Political Order and Political Decay: From the Industrial Revolution to the Globalization of Democracy.
Wisor, Scott
Political Order and Political Decay: From the Industrial Revolution
to the Globalization of Democracy. By Francis Fukuyama. New York:
Farrar, Straus and Giroux, 2014.
This is the second of Francis Fukuyama's two-volume set on
political order. In this volume, Fukuyama focuses on the development of
political orders that permit innovation, growth, and the promotion of
well-being and that guarantee certain basic liberties and rights. Three
aspects are distinctive about Fukuyama's approach to political
institutions, in contrast to other recent big books on political
institutions, including Why Nations Fail (Daron Acemoglu and James
Robinson, 2012) and Violence and Social Orders (Douglass North, John
Wallis, and Barry Weingast, 2009). First, Fukuyama highlights the
importance of state capacity, especially in terms of the development of
a merit-based autonomous bureaucracy, as central to the development of
society more generally. Oftentimes, these capable states emerge before
democratization occurs. Second, Fukuyama shows that social and economic
conditions, especially in terms of a growing middle class with an
interest in the rule of law and a willingness to compete for the
electoral support of lower classes, must be right for democratization to
occur.

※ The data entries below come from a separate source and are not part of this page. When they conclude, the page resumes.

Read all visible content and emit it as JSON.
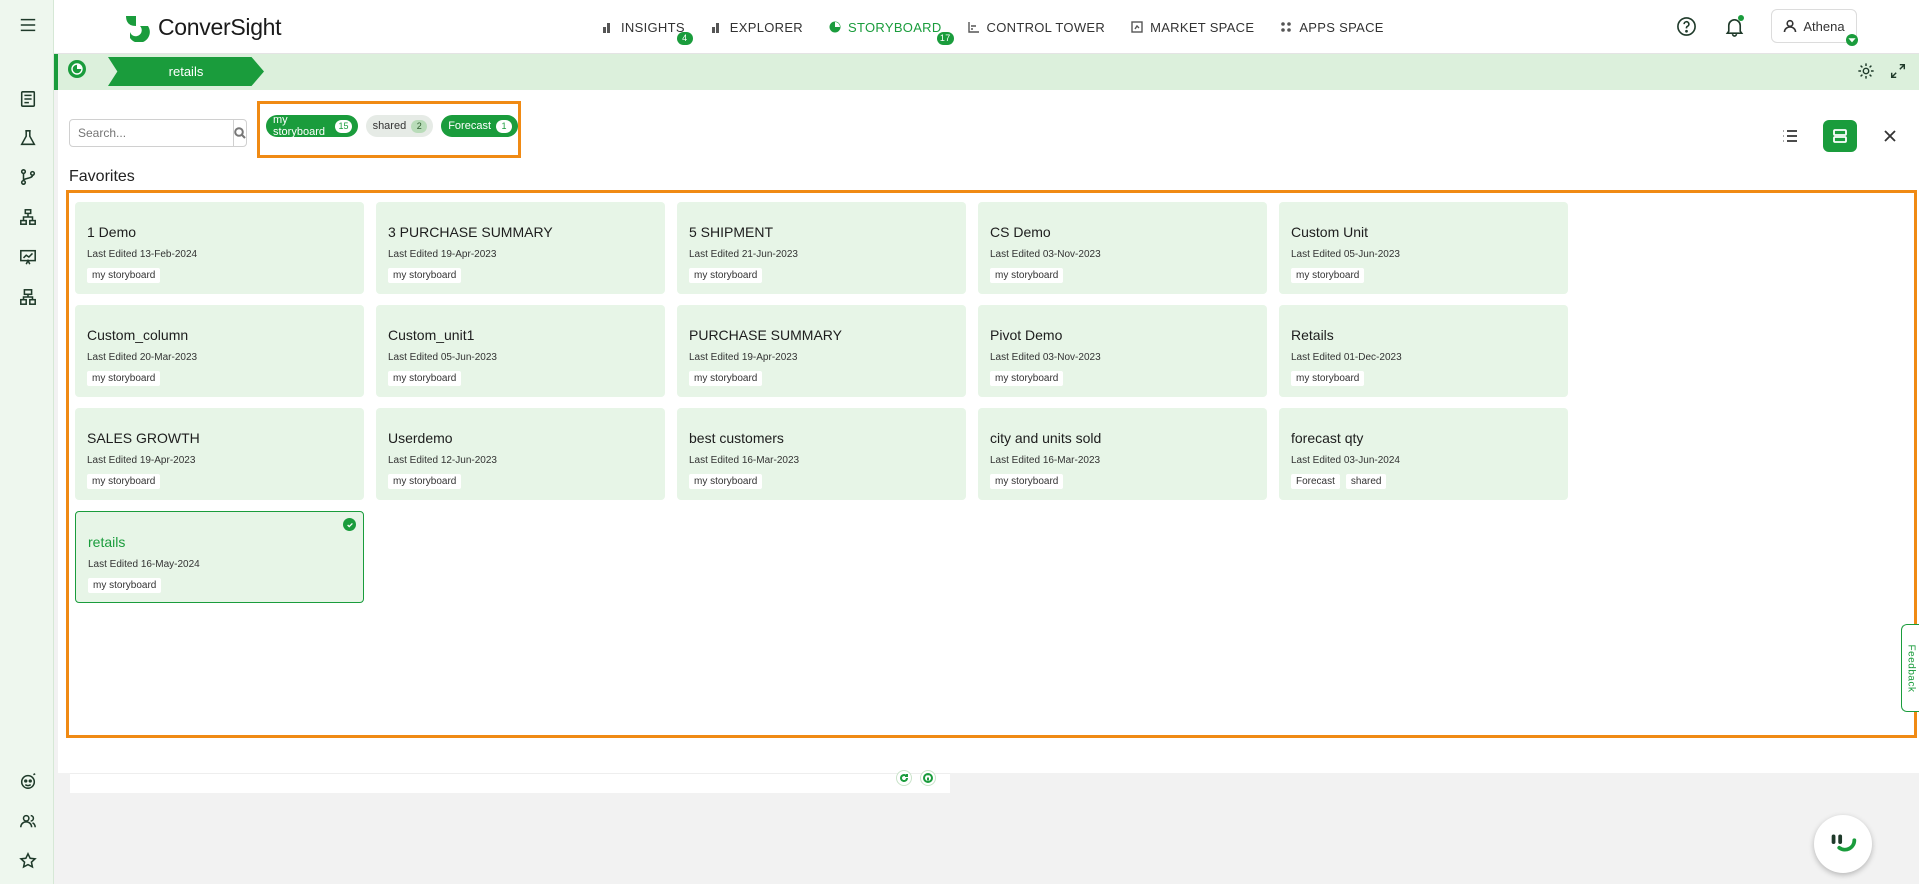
{
  "app": {
    "logo_text": "ConverSight"
  },
  "nav": {
    "items": [
      {
        "label": "INSIGHTS",
        "badge": "4"
      },
      {
        "label": "EXPLORER",
        "badge": ""
      },
      {
        "label": "STORYBOARD",
        "badge": "17"
      },
      {
        "label": "CONTROL TOWER",
        "badge": ""
      },
      {
        "label": "MARKET SPACE",
        "badge": ""
      },
      {
        "label": "APPS SPACE",
        "badge": ""
      }
    ]
  },
  "user": {
    "name": "Athena"
  },
  "breadcrumb": {
    "current": "retails"
  },
  "search": {
    "placeholder": "Search..."
  },
  "filters": [
    {
      "label": "my storyboard",
      "count": "15",
      "active": true
    },
    {
      "label": "shared",
      "count": "2",
      "active": false
    },
    {
      "label": "Forecast",
      "count": "1",
      "active": true
    }
  ],
  "section": {
    "title": "Favorites"
  },
  "cards": [
    {
      "title": "1 Demo",
      "edited": "Last Edited 13-Feb-2024",
      "tags": [
        "my storyboard"
      ]
    },
    {
      "title": "3 PURCHASE SUMMARY",
      "edited": "Last Edited 19-Apr-2023",
      "tags": [
        "my storyboard"
      ]
    },
    {
      "title": "5 SHIPMENT",
      "edited": "Last Edited 21-Jun-2023",
      "tags": [
        "my storyboard"
      ]
    },
    {
      "title": "CS Demo",
      "edited": "Last Edited 03-Nov-2023",
      "tags": [
        "my storyboard"
      ]
    },
    {
      "title": "Custom Unit",
      "edited": "Last Edited 05-Jun-2023",
      "tags": [
        "my storyboard"
      ]
    },
    {
      "title": "Custom_column",
      "edited": "Last Edited 20-Mar-2023",
      "tags": [
        "my storyboard"
      ]
    },
    {
      "title": "Custom_unit1",
      "edited": "Last Edited 05-Jun-2023",
      "tags": [
        "my storyboard"
      ]
    },
    {
      "title": "PURCHASE SUMMARY",
      "edited": "Last Edited 19-Apr-2023",
      "tags": [
        "my storyboard"
      ]
    },
    {
      "title": "Pivot Demo",
      "edited": "Last Edited 03-Nov-2023",
      "tags": [
        "my storyboard"
      ]
    },
    {
      "title": "Retails",
      "edited": "Last Edited 01-Dec-2023",
      "tags": [
        "my storyboard"
      ]
    },
    {
      "title": "SALES GROWTH",
      "edited": "Last Edited 19-Apr-2023",
      "tags": [
        "my storyboard"
      ]
    },
    {
      "title": "Userdemo",
      "edited": "Last Edited 12-Jun-2023",
      "tags": [
        "my storyboard"
      ]
    },
    {
      "title": "best customers",
      "edited": "Last Edited 16-Mar-2023",
      "tags": [
        "my storyboard"
      ]
    },
    {
      "title": "city and units sold",
      "edited": "Last Edited 16-Mar-2023",
      "tags": [
        "my storyboard"
      ]
    },
    {
      "title": "forecast qty",
      "edited": "Last Edited 03-Jun-2024",
      "tags": [
        "Forecast",
        "shared"
      ]
    },
    {
      "title": "retails",
      "edited": "Last Edited 16-May-2024",
      "tags": [
        "my storyboard"
      ],
      "selected": true
    }
  ],
  "feedback": {
    "label": "Feedback"
  },
  "colors": {
    "accent": "#1a9c3c",
    "highlight": "#f08a14",
    "card_bg": "#e7f5e7"
  }
}
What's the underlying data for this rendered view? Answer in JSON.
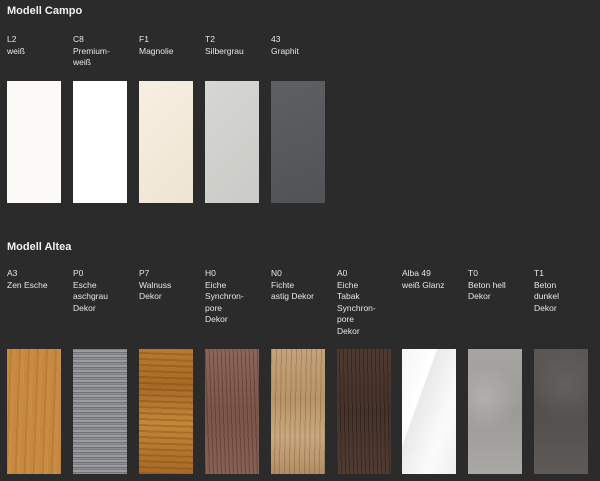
{
  "sections": {
    "campo": {
      "title": "Modell Campo",
      "items": [
        {
          "code": "L2",
          "name": "weiß"
        },
        {
          "code": "C8",
          "name": "Premium-\nweiß"
        },
        {
          "code": "F1",
          "name": "Magnolie"
        },
        {
          "code": "T2",
          "name": "Silbergrau"
        },
        {
          "code": "43",
          "name": "Graphit"
        }
      ]
    },
    "altea": {
      "title": "Modell Altea",
      "items": [
        {
          "code": "A3",
          "name": "Zen Esche"
        },
        {
          "code": "P0",
          "name": "Esche\naschgrau\nDekor"
        },
        {
          "code": "P7",
          "name": "Walnuss\nDekor"
        },
        {
          "code": "H0",
          "name": "Eiche\nSynchron-\npore\nDekor"
        },
        {
          "code": "N0",
          "name": "Fichte\nastig Dekor"
        },
        {
          "code": "A0",
          "name": "Eiche\nTabak\nSynchron-\npore\nDekor"
        },
        {
          "code": "Alba 49",
          "name": "weiß Glanz"
        },
        {
          "code": "T0",
          "name": "Beton hell\nDekor"
        },
        {
          "code": "T1",
          "name": "Beton\ndunkel\nDekor"
        }
      ]
    }
  },
  "colors": {
    "background": "#2b2b2b",
    "text": "#e6e6e6"
  }
}
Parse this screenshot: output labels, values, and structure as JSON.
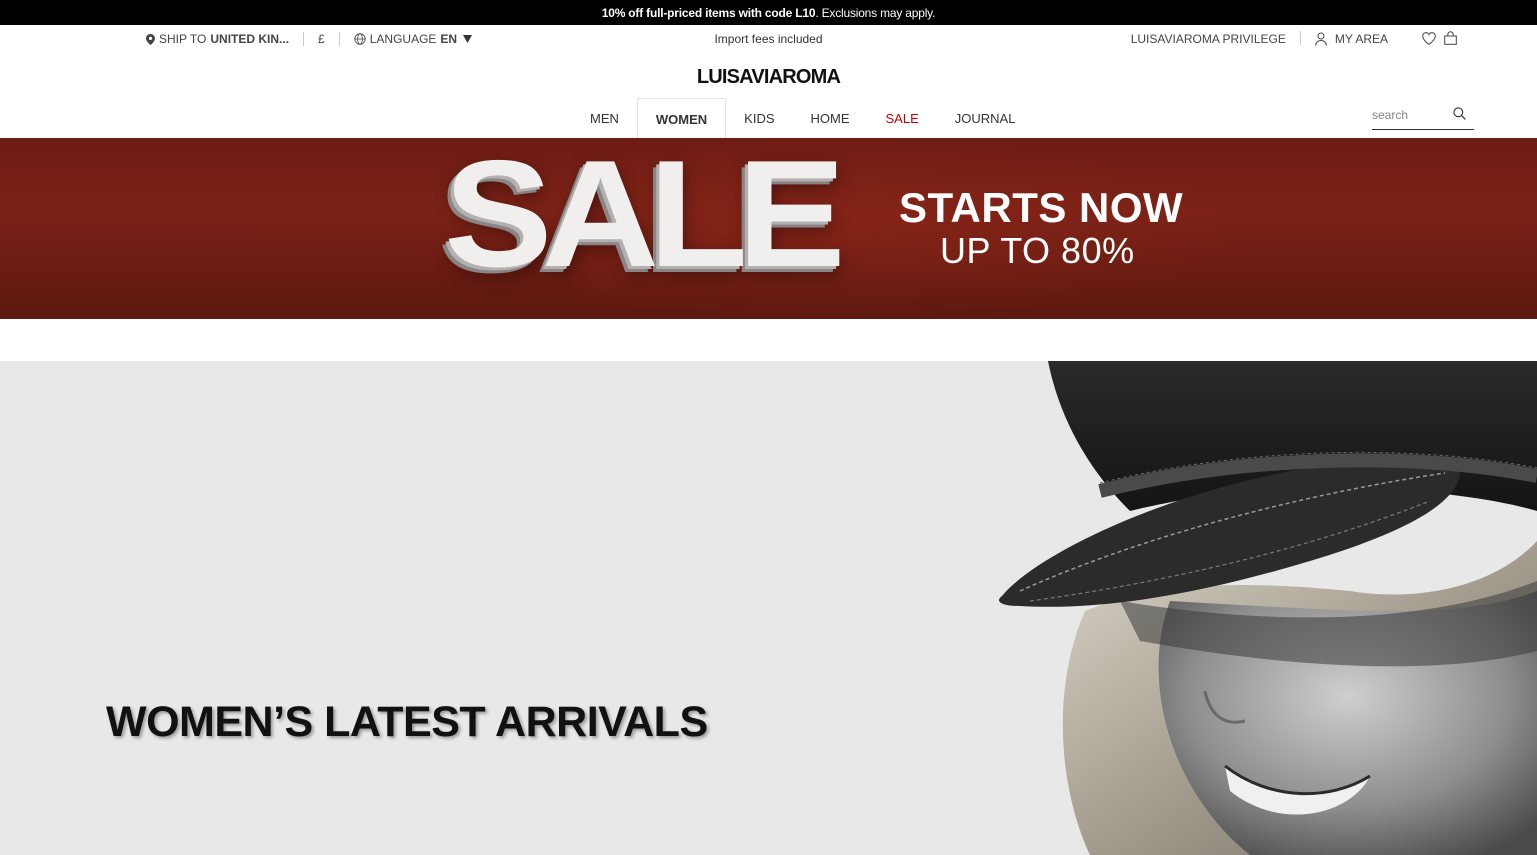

Third, Fukuyama shows that well-developed democratic political
orders can decay. Institutions can be captured by special interest
groups, and both the rule of law and accountable electoral politics can
be distorted to serve the interests of the few rather than many. The
United States, in his view, is an example of political institutions that
are decaying. Growing economic inequality, and the capture of both the
electoral process and the media by narrow special interests, as well as
the proliferation of vetoes across branches of government threaten the
prosperity and stability that was characteristic of the United States in
the latter half of the twentieth century. In an otherwise extremely
powerful book, one weak spot emerges when Fukuyama attacks identity
politics as detrimental to securing political institutions that deliver
economic prosperity. This may be overly simplistic, as many of the
claims made by women and ethnic minorities, for example, are not about
special recognition but about access to more equal economic opportunity.